Website | Community | Blog
Visual Data Preparation (VDP) is an open-source tool to streamline the end-to-end visual data processing pipeline:
- Ingest unstructured visual data from data sources such as data lakes or IoT devices;
- Transform visual data to meaningful structured data representations by Vision AI models;
- Load the structured data into warehouses, applications, or other destinations.
The goal of VDP is to seamlessly bring Vision AI into the modern data stack with a standardised framework. Check our blog post Missing piece in modern data stack: visual data preparation on how this tool is proposed to streamline unstructured visual data processing across different stakeholders.
Table of contents
Code in the main branch tracks under-development progress towards the next release and may not work as expected. If you are looking for a stable alpha version, please use latest release.
How VDP works
The core concept of VDP is pipeline. A pipeline is an end-to-end workflow that automates a sequence of tasks to process visual data. Each pipeline consists of three ordered components:
- data source: where the pipeline starts. It connects the source of image and video data to be processed.
- model: a deployed Vision AI model to process the ingested visual data and generate structured outputs
- data destination: where to send the structured outputs
Based on the mode of a pipeline, it will ingest and process the visual data, send the outputs to the destination every time the trigger event occurs.
We use data connector as a general term to represent data source and data destination. Please find the supported data connectors here.
Quick start
Download and run VDP locally
Execute the following commands to start pre-built images with all the dependencies:
$ git clone https://github.com/instill-ai/vdp.git && cd vdp
# Build instill/vdp:dev local development image
$ make build
# Launch all services.
$ make all
Run the samples to trigger an object detection pipeline
We provide sample codes on how to build and trigger an object detection pipeline. Run it with the local VDP:
$ cd examples-go
# Download a YOLOv4 ONNX model for object detection task (GPU not required)
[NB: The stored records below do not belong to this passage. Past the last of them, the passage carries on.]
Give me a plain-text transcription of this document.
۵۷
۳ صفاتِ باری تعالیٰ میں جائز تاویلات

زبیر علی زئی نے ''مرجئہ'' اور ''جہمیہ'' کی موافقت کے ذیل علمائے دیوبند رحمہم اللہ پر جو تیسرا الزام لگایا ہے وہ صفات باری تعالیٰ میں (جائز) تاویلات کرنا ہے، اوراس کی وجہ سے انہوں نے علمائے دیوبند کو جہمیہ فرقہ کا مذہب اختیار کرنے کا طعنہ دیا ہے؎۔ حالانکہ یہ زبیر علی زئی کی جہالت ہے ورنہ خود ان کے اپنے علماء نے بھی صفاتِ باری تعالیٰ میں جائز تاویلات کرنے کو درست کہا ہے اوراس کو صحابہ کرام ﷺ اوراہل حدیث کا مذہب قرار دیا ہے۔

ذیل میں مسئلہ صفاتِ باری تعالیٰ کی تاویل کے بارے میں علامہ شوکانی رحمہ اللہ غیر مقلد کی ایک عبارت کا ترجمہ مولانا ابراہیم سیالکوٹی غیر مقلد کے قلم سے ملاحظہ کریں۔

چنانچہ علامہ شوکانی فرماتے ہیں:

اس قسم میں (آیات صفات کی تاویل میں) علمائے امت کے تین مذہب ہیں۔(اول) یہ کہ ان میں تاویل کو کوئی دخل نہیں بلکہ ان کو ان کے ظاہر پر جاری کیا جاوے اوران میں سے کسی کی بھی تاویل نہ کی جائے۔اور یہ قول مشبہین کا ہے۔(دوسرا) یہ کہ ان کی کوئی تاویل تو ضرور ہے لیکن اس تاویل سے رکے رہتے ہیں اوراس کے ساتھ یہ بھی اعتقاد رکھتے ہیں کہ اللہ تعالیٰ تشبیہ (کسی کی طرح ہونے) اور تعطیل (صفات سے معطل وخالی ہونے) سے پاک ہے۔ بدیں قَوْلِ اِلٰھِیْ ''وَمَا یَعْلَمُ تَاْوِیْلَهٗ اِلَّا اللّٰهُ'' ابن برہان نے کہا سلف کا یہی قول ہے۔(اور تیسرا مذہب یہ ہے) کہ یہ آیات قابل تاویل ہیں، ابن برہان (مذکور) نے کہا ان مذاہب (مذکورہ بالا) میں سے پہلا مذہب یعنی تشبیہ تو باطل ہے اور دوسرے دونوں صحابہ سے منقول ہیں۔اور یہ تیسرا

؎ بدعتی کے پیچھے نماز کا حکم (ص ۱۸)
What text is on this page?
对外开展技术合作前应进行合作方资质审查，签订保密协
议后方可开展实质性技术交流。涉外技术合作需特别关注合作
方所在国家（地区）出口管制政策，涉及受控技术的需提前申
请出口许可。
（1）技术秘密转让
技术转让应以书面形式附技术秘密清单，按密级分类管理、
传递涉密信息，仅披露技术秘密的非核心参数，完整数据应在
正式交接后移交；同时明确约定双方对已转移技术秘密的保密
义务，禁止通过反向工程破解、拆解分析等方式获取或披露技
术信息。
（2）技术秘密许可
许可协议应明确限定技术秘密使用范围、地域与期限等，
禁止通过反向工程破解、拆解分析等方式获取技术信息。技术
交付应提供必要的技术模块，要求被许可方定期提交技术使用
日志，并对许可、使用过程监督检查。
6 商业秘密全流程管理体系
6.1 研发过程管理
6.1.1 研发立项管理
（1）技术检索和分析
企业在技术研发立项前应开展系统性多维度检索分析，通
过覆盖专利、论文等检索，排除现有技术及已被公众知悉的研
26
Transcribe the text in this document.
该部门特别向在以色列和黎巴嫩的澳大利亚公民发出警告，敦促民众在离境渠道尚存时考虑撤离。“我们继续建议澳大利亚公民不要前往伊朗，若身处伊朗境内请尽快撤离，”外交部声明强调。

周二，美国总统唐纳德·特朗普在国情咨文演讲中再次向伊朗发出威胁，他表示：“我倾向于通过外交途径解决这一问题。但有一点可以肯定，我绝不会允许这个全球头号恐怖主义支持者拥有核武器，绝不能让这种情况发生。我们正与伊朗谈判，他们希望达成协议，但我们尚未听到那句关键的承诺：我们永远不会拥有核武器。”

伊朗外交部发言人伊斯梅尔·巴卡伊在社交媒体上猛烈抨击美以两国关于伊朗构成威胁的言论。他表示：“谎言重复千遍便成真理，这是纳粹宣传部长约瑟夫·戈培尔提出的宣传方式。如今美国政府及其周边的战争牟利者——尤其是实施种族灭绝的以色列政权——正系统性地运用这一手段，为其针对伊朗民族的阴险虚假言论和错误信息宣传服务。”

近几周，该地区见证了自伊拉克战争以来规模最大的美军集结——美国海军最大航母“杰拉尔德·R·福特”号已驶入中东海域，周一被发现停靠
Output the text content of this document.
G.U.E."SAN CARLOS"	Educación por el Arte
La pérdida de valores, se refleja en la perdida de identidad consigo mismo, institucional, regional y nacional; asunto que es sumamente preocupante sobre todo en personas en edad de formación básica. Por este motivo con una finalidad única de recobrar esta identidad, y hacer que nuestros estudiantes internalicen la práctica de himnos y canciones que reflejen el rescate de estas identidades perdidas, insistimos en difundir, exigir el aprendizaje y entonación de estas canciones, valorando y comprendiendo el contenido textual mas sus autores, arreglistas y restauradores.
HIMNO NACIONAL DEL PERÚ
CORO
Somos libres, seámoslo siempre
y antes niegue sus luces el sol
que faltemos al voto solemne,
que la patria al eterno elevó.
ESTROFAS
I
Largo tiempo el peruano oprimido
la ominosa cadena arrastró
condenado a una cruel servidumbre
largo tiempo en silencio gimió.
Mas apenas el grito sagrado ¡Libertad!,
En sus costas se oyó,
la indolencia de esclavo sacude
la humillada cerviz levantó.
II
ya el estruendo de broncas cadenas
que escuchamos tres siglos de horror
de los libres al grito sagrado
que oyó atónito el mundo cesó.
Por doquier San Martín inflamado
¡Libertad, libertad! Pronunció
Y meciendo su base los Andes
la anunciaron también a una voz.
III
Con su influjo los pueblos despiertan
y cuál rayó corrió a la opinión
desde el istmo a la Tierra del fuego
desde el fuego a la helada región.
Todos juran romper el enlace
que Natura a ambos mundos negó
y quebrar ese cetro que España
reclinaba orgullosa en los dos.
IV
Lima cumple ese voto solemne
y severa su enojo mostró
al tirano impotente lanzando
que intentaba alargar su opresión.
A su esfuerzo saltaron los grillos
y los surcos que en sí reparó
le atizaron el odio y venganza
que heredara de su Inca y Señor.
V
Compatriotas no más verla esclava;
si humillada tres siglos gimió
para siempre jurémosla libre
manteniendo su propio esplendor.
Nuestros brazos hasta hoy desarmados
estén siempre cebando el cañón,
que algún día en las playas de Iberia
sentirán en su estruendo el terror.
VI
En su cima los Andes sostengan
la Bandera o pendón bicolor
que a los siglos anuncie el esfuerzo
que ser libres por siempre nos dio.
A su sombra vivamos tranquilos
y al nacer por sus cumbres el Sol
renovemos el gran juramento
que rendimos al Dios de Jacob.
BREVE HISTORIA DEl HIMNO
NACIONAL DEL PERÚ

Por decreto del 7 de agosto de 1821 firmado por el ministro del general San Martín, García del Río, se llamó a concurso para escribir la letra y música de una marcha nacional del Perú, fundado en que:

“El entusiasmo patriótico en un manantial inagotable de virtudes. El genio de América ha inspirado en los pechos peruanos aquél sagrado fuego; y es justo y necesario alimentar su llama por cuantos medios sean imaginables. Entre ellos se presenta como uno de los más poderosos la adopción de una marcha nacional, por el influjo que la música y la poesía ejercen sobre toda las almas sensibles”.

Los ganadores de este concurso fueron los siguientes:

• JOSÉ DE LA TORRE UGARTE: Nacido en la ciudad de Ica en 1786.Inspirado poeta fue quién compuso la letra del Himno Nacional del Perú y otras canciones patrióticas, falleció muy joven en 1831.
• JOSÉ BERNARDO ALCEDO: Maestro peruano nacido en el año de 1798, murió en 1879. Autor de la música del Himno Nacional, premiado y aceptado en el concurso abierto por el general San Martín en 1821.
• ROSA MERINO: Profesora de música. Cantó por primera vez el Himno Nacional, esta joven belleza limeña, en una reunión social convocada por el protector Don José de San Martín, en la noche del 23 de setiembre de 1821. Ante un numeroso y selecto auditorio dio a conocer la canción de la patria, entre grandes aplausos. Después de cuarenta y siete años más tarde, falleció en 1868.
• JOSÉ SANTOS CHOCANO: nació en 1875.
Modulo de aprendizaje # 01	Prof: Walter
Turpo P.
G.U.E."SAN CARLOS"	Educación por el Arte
$ curl -o yolov4-onnx-cpu.zip https://artifacts.instill.tech/vdp/sample-models/yolov4-onnx-cpu.zip
# [optional] Download a test image or use your own images
$ curl -o dog.jpg https://artifacts.instill.tech/dog.jpg
# Deploy the model
$ go run deploy-model/main.go --model-path yolov4-onnx-cpu.zip --model-name yolov4
# Test the model
$ go run test-model/main.go --model-name yolov4 --test-image dog.jpg
# Create an object detection pipeline
$ go run create-pipeline/main.go --pipeline-name hello-pipeline --model-name yolov4
# Trigger the pipeline by using the same test image
$ go run trigger-pipeline/main.go --pipeline-name hello-pipeline --test-image dog.jpg
Create a pipeline with your own models
Please follow the guideline "Prepare your own model to deploy on VDP ". Based on the above sample codes, you can deploy a prepared model and create your own pipeline.
Clean up
To clean up all running services:
$ make prune
Documentation
The gRPC protocols in protobufs provide the single source of truth for the VDP APIs. To view the generated OpenAPI spec on http://localhost:3000:
$ make doc
Community support
For general help using VDP, you can use one of these channels:
- GitHub (bug reports, feature requests, project discussions and contributions)
- Discord (live discussion with the community and the Instill AI Team)
License
See the LICENSE file for licensing information.